Mary Rohman Kuhl, OHR’s senior director of total compensation, said OHR got involved after noticing growing frustration among people covered by the University’s health care plan about certain unintended medical procedures. covered.
Rohman Kuhl said OHR consulted with Medica, the University’s healthcare provider, to determine what secondary care procedures are considered medically necessary to maintain a certain level of care.
To determine the standards, OHR turned to the World Professional Association for Transgender Health (WPATH).
WPATH determines the guidelines, or “standards of care,” established to advise healthcare professionals on how to provide transgender and gender-diverse people with the care necessary to achieve personal comfort and maximize overall health.
OHR is reviewing WPATH standards to determine which services should be included in health care plans, according to Rohman Kuhl.
“Our attention has been brought to these standards because of our internal partners at the U, like our TAAT group and others who work in different departments across the U who have expertise in gender dysphoria” , said Rohman Kuhl.
Gender dysphoria is a feeling of discomfort or distress that can occur in people whose gender identity differs from their sex assigned at birth, according to the Mayo Clinic.
When OHR consulted with Medica about expanding services, Rohman Kuhl said OHR found that Medica was already moving forward to bring its covered procedures up to WPATH standards of care.
“Beginning this fall, the OHR is committed to holding very regular meetings with TAAT members. So, on a weekly or bi-weekly basis, we had two of our TAAT members who were very knowledgeable about health care issues meet with an OHR employee,” Schneider said. “I think that’s been instrumental in that progress.”
The change enacted January 1 applies to employees covered by the University Employee Medical Insurance Plan offered by OHR.
However, Schneider said another change TAAT would like to see is to make other health care plans like the pharmacy plan, employee assistance plan, and student plan more inclusive for transgender and non-transgender people. gender-conform.
“One of the things that TAAT is excited to do in the future is to really build a relationship with the Office of Student Health Benefits, so that we can try to help that process when the time comes for them to bid again on their plans,” they said.

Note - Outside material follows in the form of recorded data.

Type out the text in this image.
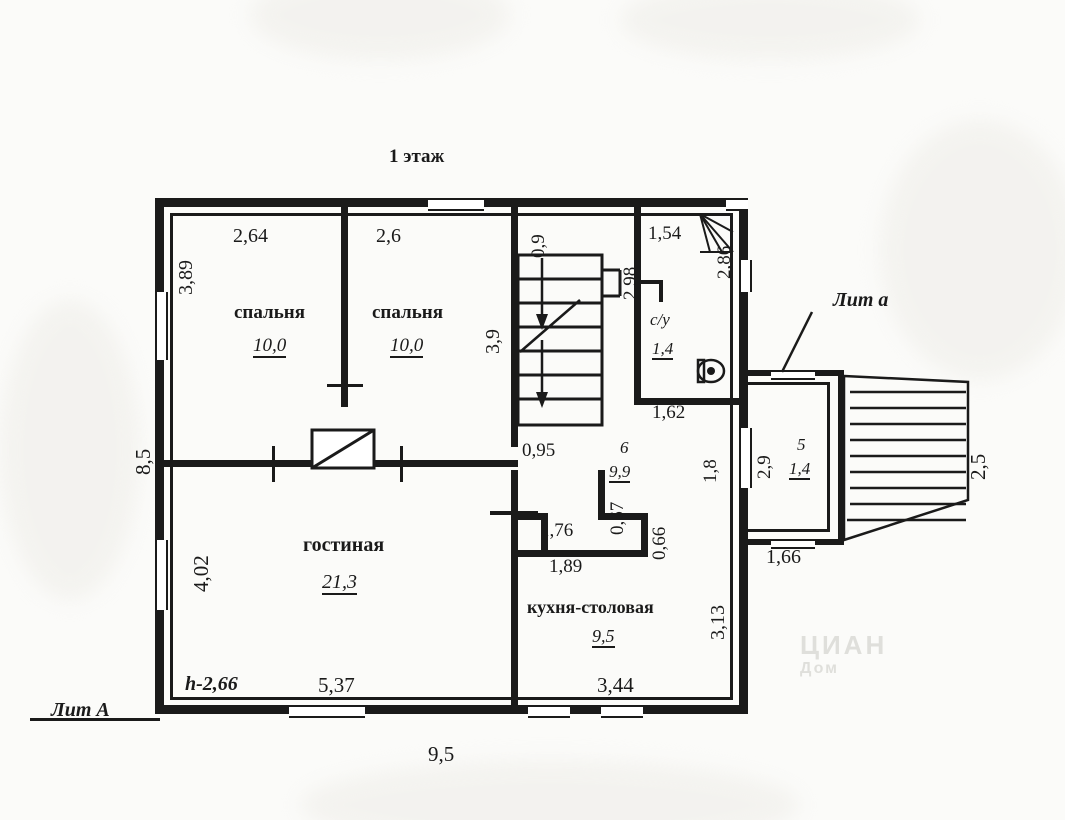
1 этаж
спальня
10,0
спальня
10,0
гостиная
21,3
кухня-столовая
9,5
с/у
1,4
6
9,9
5
1,4
Лит А
Лит а
h-2,66
2,64	2,6	1,54
1,62
0,95
1,76
1,89
5,37	3,44
1,66
9,5
3,89
8,5
3,9
0,9
2,98
2,86
1,8 2,9	2,5
4,02
0,67
0,66
3,13
ЦИАН
Дом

WPATH is expected to release new standards of care this spring, according to Katie Kolodge, health and wellness consultant for OHR. Kolodge said OHR plans to continue the process of working with GSC and TAAT to ensure OHR understands what is needed in terms of gender care and health care coverage.
“It’s really an amazing win,” Kolodge said. “We’re so grateful and we’re like, ‘there’s more work to do. We have to get back to it.